In this study, $N_{TP}$ denotes the number of correctly classified disease severity grades across multiple diseases; $N_{FP}$ represents the number of misclassified disease severity grades; $N_{FN}$ indicates the number of undetected diseased leaf instances; AP (Average Precision) is defined as the area under the Precision-Recall curve; mAP (mean Average Precision) quantifies the average detection accuracy across different disease severity classifications; and the total number of distinct classes n is 16.

3. Results and Analysis

3.1. Ablation Study

Ablation studies serve to effectively validate performance improvements in cucumber multi-disease severity classification achieved by the proposed modular enhancements.
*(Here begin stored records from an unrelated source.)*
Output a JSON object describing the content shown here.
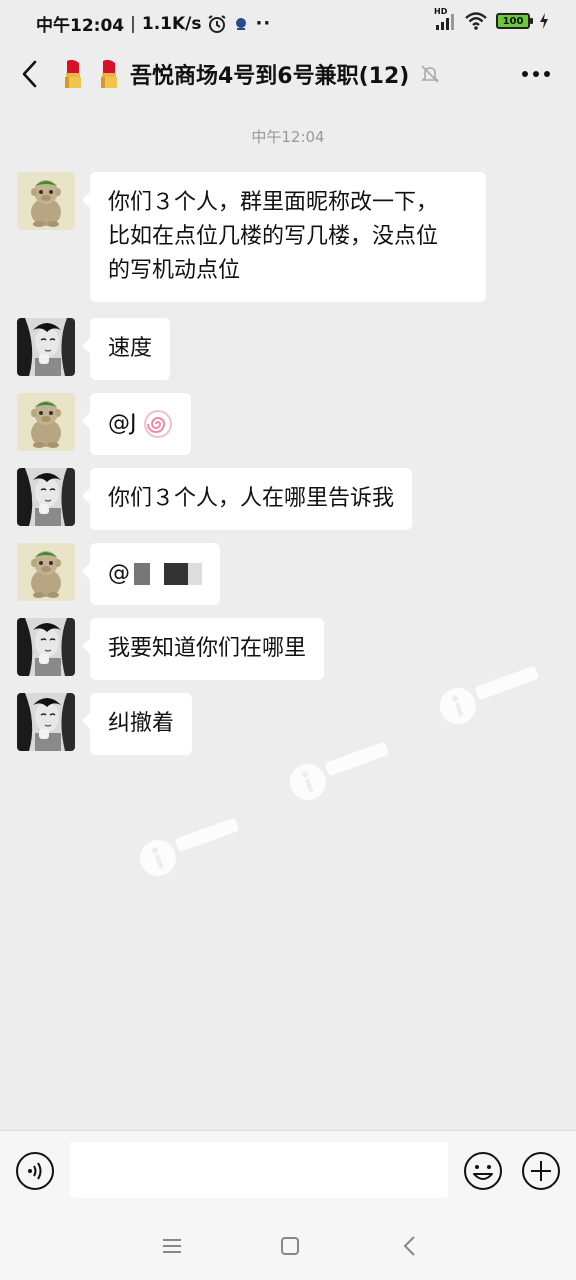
{
  "status_bar": {
    "time": "中午12:04",
    "network_speed": "1.1K/s",
    "hd_label": "HD",
    "battery": "100"
  },
  "header": {
    "title": "吾悦商场4号到6号兼职(12)"
  },
  "chat": {
    "timestamp": "中午12:04",
    "messages": [
      {
        "sender": "monkey",
        "text": "你们３个人，群里面昵称改一下，\n比如在点位几楼的写几楼，没点位\n的写机动点位"
      },
      {
        "sender": "girl",
        "text": "速度"
      },
      {
        "sender": "monkey",
        "text": "@J"
      },
      {
        "sender": "girl",
        "text": "你们３个人，人在哪里告诉我"
      },
      {
        "sender": "monkey",
        "text": "@"
      },
      {
        "sender": "girl",
        "text": "我要知道你们在哪里"
      },
      {
        "sender": "girl",
        "text": "纠撤着"
      }
    ]
  },
  "colors": {
    "background": "#ededed",
    "bubble": "#ffffff",
    "battery_green": "#6dc93a"
  }
}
To systematically evaluate the individual and combined contributions of each component, this study employs YOLOv11n as the baseline model and assesses the effects of the DEConv module, SCSA mechanism, and Unified-IoU loss function on the detection of cucumber downy mildew, angular leaf spot, and powdery mildew. The results of the ablation experiments are summarized in

Table 4. Ablation Study Results.

Exp. No.	DEConv	SCSA	Unified-IoU	P%	R%	mAP50%	mAP50–95%	GFLOPs	Weights
1	×	×	×	81.1	75.7	85.6	77.4	6.5	5.7
2	√	×	×	85.8	80.1	89.9	80.7	24.2	5.7
3	×	√	×	83.5	73.2	86.1	78.4	6.3	5.6
4	×	×	√	85.9	79.7	89.7	79.2	6.3	5.5
5	√	√	×	86.8	80.1	90.8	81.4	24.2	5.7
6	√	×	√	83.5	83.7	90.9	78.8	24.2	5.7
7	×	√	√	78.5	71.9	82.6	71.5	6.3	5.6
8	√	√	√	87.2	85.7	93.5	88.3	5.8	5.5

Note: √ indicates the use of this algorithm; × indicates that the algorithm is not used.

.

Specifically, mAP₅₀ denotes the mean average precision across all severity levels of cucumber downy mildew, angular leaf spot, and powdery mildew at a fixed IoU threshold of 50%. Meanwhile, mAP_50–95 represents the average detection precision computed over multiple IoU thresholds ranging from 50% to 95% with a step size of 5%, evaluating the model’s robustness across varying localization criteria for the three diseases.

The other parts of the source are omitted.